The International Organization of Securities Commissions today unveiled an information repository for central clearing requirements for OTC derivatives, which provides regulators and market participants with consolidated information on the clearing requirements of different jurisdictions.
By providing this information, IOSCO seeks to assist authorities in their rule making and help participants comply with the relevant regulations in the OTC derivatives market. The repository sets out central clearing requirements on a product-by-product level, and any exemptions from them. The information in the repository will be updated quarterly.
Established in February 2014, the repository has been available until now only to IOSCO members. IOSCO has since gained sufficient experience, and gathered enough information on central clearing requirements, to open the repository to the public.
The information in the repository is for reference only.

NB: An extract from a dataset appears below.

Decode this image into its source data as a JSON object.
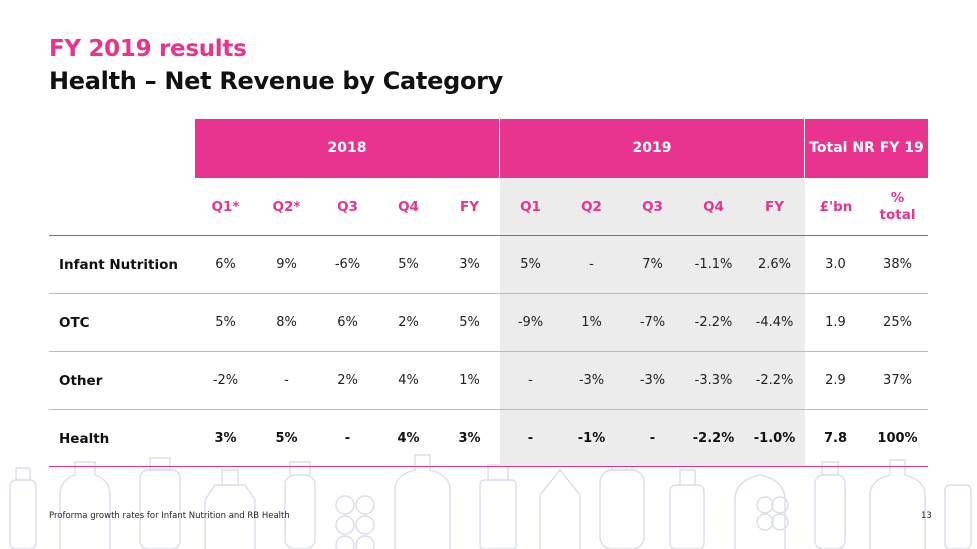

Interested parties should refer to the original version of the relevant laws and regulations.
In February 2012, IOSCO released the report on Requirements for Mandatory Clearing in response to the G20 commitment to ensure that all standardized OTC derivatives contracts were cleared through central counterparties by end-2012. The report recommended that authorities communicate with one another regarding the implementation of mandatory clearing within their own jurisdictions, and encouraged IOSCO to explore the establishment of a central information repository to consolidate that information.
IOSCO welcomes suggestions from the public on how to improve the information repository and on other areas that should be covered. Interested parties should write to email@example.com.
NOTES TO THE EDITORS
1. IOSCO is the leading international policy forum for securities regulators and is recognized as the global standard setter for securities regulation. The organization’s membership regulates more than 95% of the world’s securities markets in more than 115 jurisdictions and it continues to expand.
2. The IOSCO Board is the governing and standard-setting body of the International Organization of Securities Commissions (IOSCO), and is made up of 32 securities regulators Mr Greg Medcraft, chairman of the Australian Securities and Investments Commission, is the chair of the IOSCO Board. The members of the IOSCO Board are the securities regulatory authorities of Argentina, Australia, Belgium, Brazil, China, France, Germany, Hong Kong, India, Italy, Japan, Korea, Malaysia, Mexico, Morocco, the Netherlands, Nigeria, Ontario, Pakistan, Peru, Portugal, Quebec, Romania, Saudi Arabia, Singapore, South Africa, Spain, Switzerland, Trinidad and Tobago, United Kingdom and the United States.
3. The Growth and Emerging Markets Committee is the largest Committee within IOSCO, representing 75 per cent of the IOSCO membership. Mr. Ranjit Ajit Singh, Chairman, Securities Commission, Malaysia, and Vice Chair of the IOSCO Board, is the Chair of the GEM. The Committee endeavors to promote the development and greater efficiency of emerging securities and futures markets by establishing principles and minimum standards, providing training programs and technical assistance for members and facilitating the exchange of information and transfer of technology and expertise.
4. IOSCO aims through its permanent structures:
• to cooperate in developing, implementing and promoting adherence to internationally recognized and consistent standards of regulation, oversight and enforcement in order to protect investors, maintain fair, efficient and transparent markets, and seek to address systemic risks;
• to enhance investor protection and promote investor confidence in the integrity of securities markets, through strengthened information exchange and cooperation in enforcement against misconduct and in supervision of markets and market intermediaries; and
• to exchange information at both global and regional levels on their respective experiences in order to assist the development of markets, strengthen market infrastructure and implement appropriate regulation.